Генерал принял тираду эскулапа равнодушно, в его голове связывались нити двух, казалось бы, не имевших друг к другу отношения происшествий. После ухода Литке он вручил Тихону пятьдесят рублей из суммы, накануне полученной от Волконского.

– Ступай к Бирже, там в лавках торгуют оранжерейными цветами. Купи букет голландских грандефлеров. Потом поезжай к особняку графа Федора Толстого на Шпалерной и положи на порог.

Париж

Веллингтон занимал дом в Латинском квартале, на пересечении улиц Монж и Роллен. Это было старинное приземистое здание с толстыми стенами, вросшими в тротуар по подоконники нижнего этажа. Во внутренний двор уже вынесли кадки с пальмами и померанцами. Звенела капель, солнце припекало, от жестяных крыш к небу поднималось марево. Двое знакомых адъютантов встретили Воронцова в холле, приняли перчатки и плащ и проводили вверх по мраморной лестнице времен Ришелье в кабинет своего начальника. Расторопный Казначеев остался внизу потолкаться среди штабных.

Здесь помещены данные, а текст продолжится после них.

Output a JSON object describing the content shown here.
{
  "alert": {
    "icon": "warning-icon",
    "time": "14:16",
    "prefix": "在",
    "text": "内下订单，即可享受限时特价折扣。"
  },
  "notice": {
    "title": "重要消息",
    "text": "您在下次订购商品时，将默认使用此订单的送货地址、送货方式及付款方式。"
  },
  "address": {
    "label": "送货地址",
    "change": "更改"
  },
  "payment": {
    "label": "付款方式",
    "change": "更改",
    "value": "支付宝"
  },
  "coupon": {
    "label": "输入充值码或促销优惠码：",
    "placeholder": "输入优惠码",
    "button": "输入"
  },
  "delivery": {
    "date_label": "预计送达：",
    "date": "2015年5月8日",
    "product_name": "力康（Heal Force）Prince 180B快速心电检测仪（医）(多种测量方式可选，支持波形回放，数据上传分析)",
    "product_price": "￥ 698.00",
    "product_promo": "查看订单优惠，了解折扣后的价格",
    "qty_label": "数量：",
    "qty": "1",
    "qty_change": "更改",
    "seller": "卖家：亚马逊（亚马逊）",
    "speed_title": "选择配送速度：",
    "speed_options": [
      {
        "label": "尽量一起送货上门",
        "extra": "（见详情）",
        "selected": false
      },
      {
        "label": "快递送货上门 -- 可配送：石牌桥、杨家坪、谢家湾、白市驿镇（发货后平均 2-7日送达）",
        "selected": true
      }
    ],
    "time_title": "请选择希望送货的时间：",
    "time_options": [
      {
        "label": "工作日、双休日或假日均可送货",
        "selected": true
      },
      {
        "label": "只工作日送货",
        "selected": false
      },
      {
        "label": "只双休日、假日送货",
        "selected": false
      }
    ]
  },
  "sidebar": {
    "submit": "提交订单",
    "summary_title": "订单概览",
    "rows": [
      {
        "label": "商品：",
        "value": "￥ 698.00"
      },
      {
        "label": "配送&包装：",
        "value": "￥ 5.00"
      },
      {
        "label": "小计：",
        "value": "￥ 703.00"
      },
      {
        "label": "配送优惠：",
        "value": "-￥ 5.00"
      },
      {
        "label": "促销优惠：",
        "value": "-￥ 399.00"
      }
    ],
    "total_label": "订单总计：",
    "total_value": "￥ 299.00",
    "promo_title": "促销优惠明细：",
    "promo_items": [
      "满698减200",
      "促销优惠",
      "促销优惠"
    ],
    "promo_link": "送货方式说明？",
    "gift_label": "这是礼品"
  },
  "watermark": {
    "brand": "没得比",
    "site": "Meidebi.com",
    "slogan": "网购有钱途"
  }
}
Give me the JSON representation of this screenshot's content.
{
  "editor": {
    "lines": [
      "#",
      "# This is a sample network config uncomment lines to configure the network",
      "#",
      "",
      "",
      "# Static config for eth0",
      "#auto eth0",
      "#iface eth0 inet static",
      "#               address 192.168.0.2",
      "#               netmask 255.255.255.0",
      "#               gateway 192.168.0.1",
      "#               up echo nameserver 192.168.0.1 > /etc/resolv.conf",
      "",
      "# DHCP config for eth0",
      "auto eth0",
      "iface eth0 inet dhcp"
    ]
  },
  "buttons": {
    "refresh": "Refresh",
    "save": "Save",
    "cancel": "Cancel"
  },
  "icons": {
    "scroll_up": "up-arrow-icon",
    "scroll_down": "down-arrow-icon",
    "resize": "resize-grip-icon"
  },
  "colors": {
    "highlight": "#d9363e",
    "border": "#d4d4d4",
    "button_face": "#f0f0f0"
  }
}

Герцога пришлось дожидаться. Он прощался с прусским фельдмаршалом Блюхером, отбывавшим из корпуса в Берлин. Семидесятилетний вспыльчивый и прямодушный старик едва не погубил все дело при Ватерлоо, выбрав для войск неудачную позицию. А во время атаки свалился с лошади, был накрыт потоком французской кавалерии, не узнан и отбит только двумя мощными контрнаступлениями своих. На следующий день, когда части Веллингтона вели яростное сражение у замка Угумон и фермы Ла-Хэ-Сент, Блюхер промедлил почти до полного разгрома неприятеля и появился уже перед деморализованными французами, обратив их в бегство одним своим видом. Несмотря на это он пребывал в неколебимой уверенности, что выполнил союзнический долг, и даже предложил назвать совместные действия англичан и пруссаков Belle alliance[7].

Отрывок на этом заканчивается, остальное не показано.